LlamaIndex provides a declarative query API that allows you to chain together different modules in order to orchestrate simple-to-advanced workflows over your data.

This is centered around our QueryPipeline abstraction. Load in a variety of modules (from LLMs to prompts to retrievers to other pipelines), connect them all together into a sequential chain or DAG, and run it end2end.

So what are the advantages of QueryPipeline?

- Express common workflows with fewer lines of code/boilerplate
- Greater readability
- Greater parity / better integration points with common low-code / no-code solutions (e.g. LangFlow)
- [In the future] A declarative interface allows easy serializability of pipeline components, providing portability of pipelines/easier deployment to different systems.

### Importing the libraries

In [4]:
from llama_index.query_pipeline.query import QueryPipeline
from llama_index.llms import OpenAI
from llama_index.prompts import PromptTemplate
from llama_index.storage import StorageContext
from llama_index import (
    VectorStoreIndex,
    ServiceContext,
    SimpleDirectoryReader,
    load_index_from_storage,
)

Load the API Keys

In [6]:
from dotenv import load_dotenv

# Load the enviroment variables
load_dotenv()

True

### Load the data

In [2]:
reader = SimpleDirectoryReader(
    input_files=["./data/paul_graham_essay.txt"]
)
docs = reader.load_data()
print(f"Loaded {len(docs)} docs")

Loaded 1 docs


### Create or rebuild storage and the index

In [5]:
import os

if not os.path.exists("storage"):
    index = VectorStoreIndex.from_documents(docs)
    # save index to disk
    index.set_index_id("vector_index")
    index.storage_context.persist("./storage")
else:
    # rebuild storage context
    storage_context = StorageContext.from_defaults(persist_dir="storage")
    # load index
    index = load_index_from_storage(storage_context, index_id="vector_index")

## Chain Together Prompt and LLM

In this section we show a super simple workflow of chaining together a prompt with LLM.

We simply define chain on initialization.

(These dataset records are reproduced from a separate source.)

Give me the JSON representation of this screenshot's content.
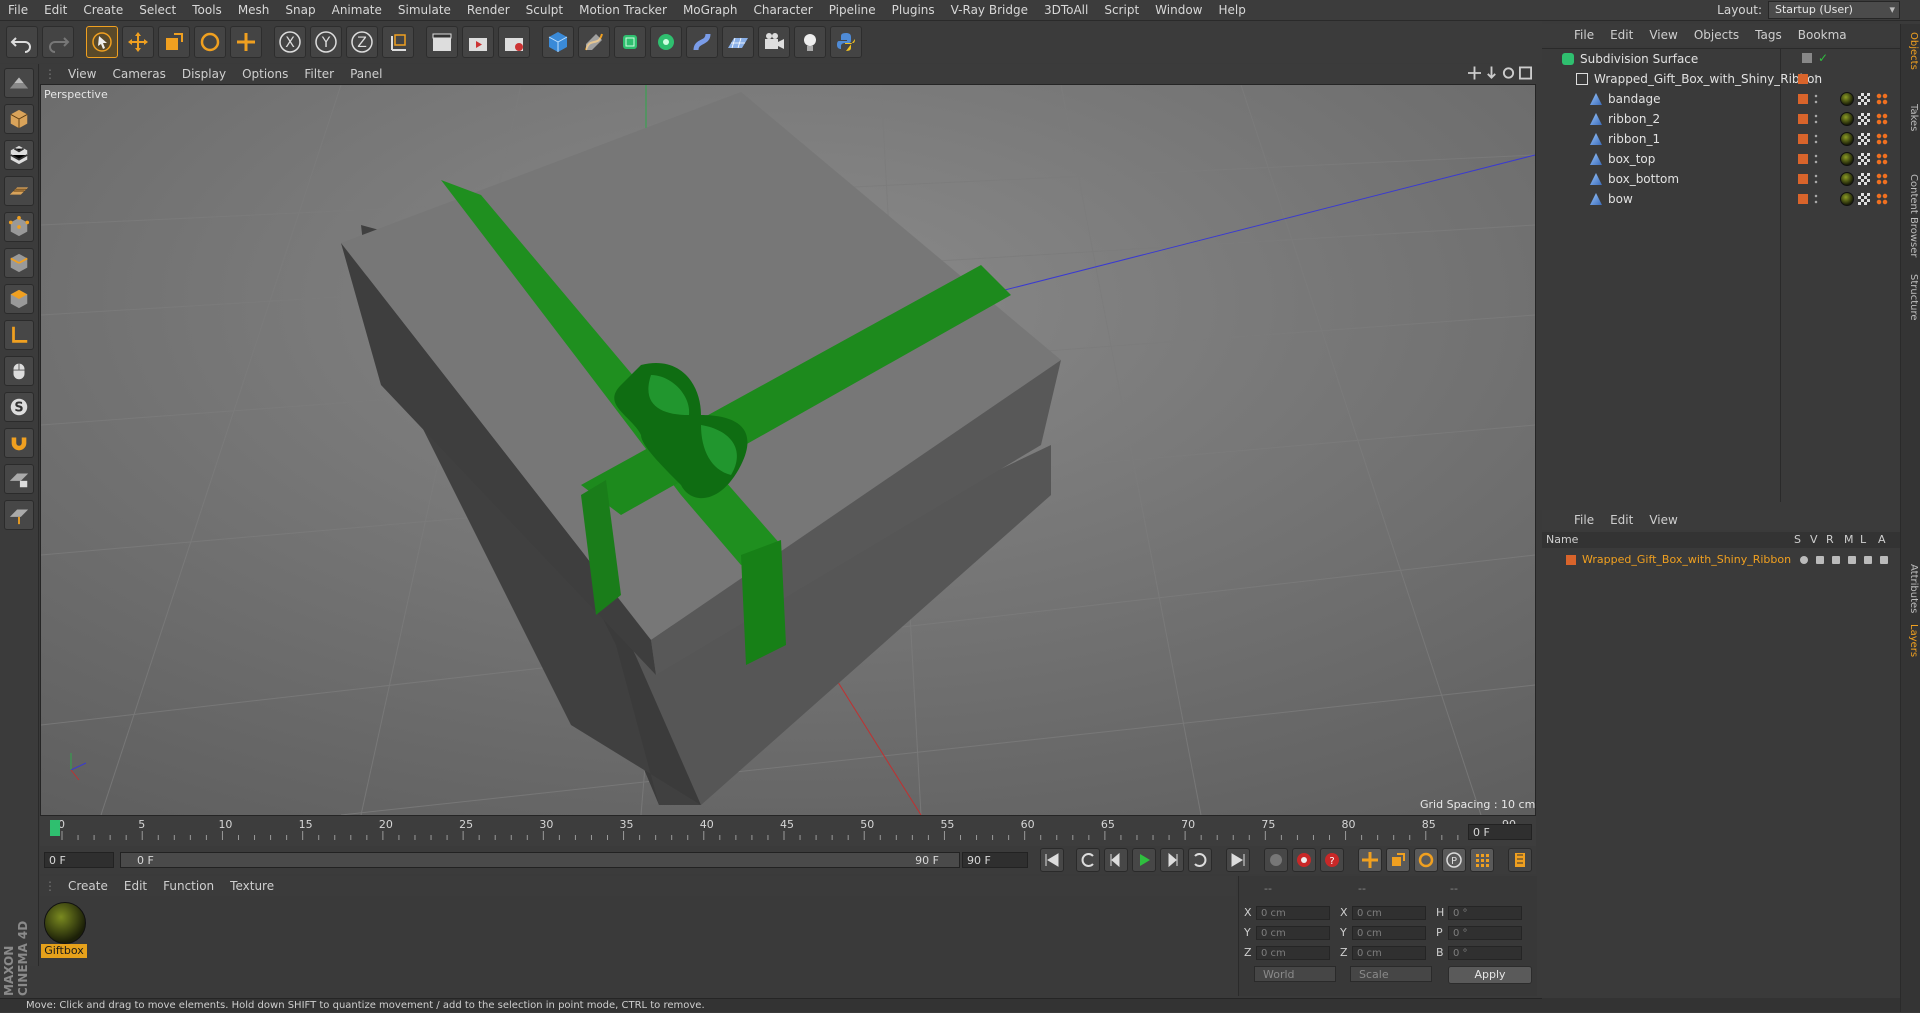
{
  "menubar": {
    "items": [
      "File",
      "Edit",
      "Create",
      "Select",
      "Tools",
      "Mesh",
      "Snap",
      "Animate",
      "Simulate",
      "Render",
      "Sculpt",
      "Motion Tracker",
      "MoGraph",
      "Character",
      "Pipeline",
      "Plugins",
      "V-Ray Bridge",
      "3DToAll",
      "Script",
      "Window",
      "Help"
    ],
    "layout_label": "Layout:",
    "layout_value": "Startup (User)"
  },
  "viewport": {
    "menu": [
      "View",
      "Cameras",
      "Display",
      "Options",
      "Filter",
      "Panel"
    ],
    "camera_label": "Perspective",
    "grid_spacing": "Grid Spacing : 10 cm"
  },
  "timeline": {
    "ticks": [
      "0",
      "5",
      "10",
      "15",
      "20",
      "25",
      "30",
      "35",
      "40",
      "45",
      "50",
      "55",
      "60",
      "65",
      "70",
      "75",
      "80",
      "85",
      "90"
    ],
    "current_frame": "0 F",
    "start_field": "0 F",
    "range_start": "0 F",
    "range_end": "90 F",
    "end_field": "90 F",
    "right_field": "0 F"
  },
  "material_manager": {
    "menu": [
      "Create",
      "Edit",
      "Function",
      "Texture"
    ],
    "material_name": "Giftbox"
  },
  "coordinates": {
    "header": [
      "--",
      "--",
      "--"
    ],
    "rows": [
      {
        "l1": "X",
        "v1": "0 cm",
        "l2": "X",
        "v2": "0 cm",
        "l3": "H",
        "v3": "0 °"
      },
      {
        "l1": "Y",
        "v1": "0 cm",
        "l2": "Y",
        "v2": "0 cm",
        "l3": "P",
        "v3": "0 °"
      },
      {
        "l1": "Z",
        "v1": "0 cm",
        "l2": "Z",
        "v2": "0 cm",
        "l3": "B",
        "v3": "0 °"
      }
    ],
    "space": "World",
    "mode": "Scale",
    "apply": "Apply"
  },
  "status": "Move: Click and drag to move elements. Hold down SHIFT to quantize movement / add to the selection in point mode, CTRL to remove.",
  "object_manager": {
    "menu": [
      "File",
      "Edit",
      "View",
      "Objects",
      "Tags",
      "Bookma"
    ],
    "objects": [
      {
        "name": "Subdivision Surface",
        "level": 0
      },
      {
        "name": "Wrapped_Gift_Box_with_Shiny_Ribbon",
        "level": 1
      },
      {
        "name": "bandage",
        "level": 2
      },
      {
        "name": "ribbon_2",
        "level": 2
      },
      {
        "name": "ribbon_1",
        "level": 2
      },
      {
        "name": "box_top",
        "level": 2
      },
      {
        "name": "box_bottom",
        "level": 2
      },
      {
        "name": "bow",
        "level": 2
      }
    ]
  },
  "layer_manager": {
    "menu": [
      "File",
      "Edit",
      "View"
    ],
    "columns": [
      "Name",
      "S",
      "V",
      "R",
      "M",
      "L",
      "A"
    ],
    "layers": [
      {
        "name": "Wrapped_Gift_Box_with_Shiny_Ribbon"
      }
    ]
  },
  "side_tabs": [
    "Objects",
    "Takes",
    "Content Browser",
    "Structure",
    "Attributes",
    "Layers"
  ],
  "branding": "MAXON CINEMA 4D",
  "colors": {
    "accent": "#f0a020",
    "ribbon_green": "#1e8a1e",
    "box_grey": "#6a6a6a",
    "layer_orange": "#d9642b"
  }
}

This is a special case of a query pipeline where the components are purely sequential, and we automatically convert outputs into the right format for the next inputs.

#### Defining a Sequential Chain

Some simple pipelines are purely linear in nature - the output of the previous module directly goes into the input of the next module.

Some examples:

- prompt -> LLM -> output parsing
- prompt -> LLM -> prompt -> LLM
- retriever -> response synthesizer

In [7]:
# try chaining basic prompts
prompt_str = "Please generate related movies to {movie_name}"
prompt_tmpl = PromptTemplate(prompt_str)
llm = OpenAI(model="gpt-3.5-turbo")
# Define the query pipeline
p = QueryPipeline(chain=[prompt_tmpl, llm], verbose=True)

In [8]:
output = p.run(movie_name="The Departed")
print(str(output))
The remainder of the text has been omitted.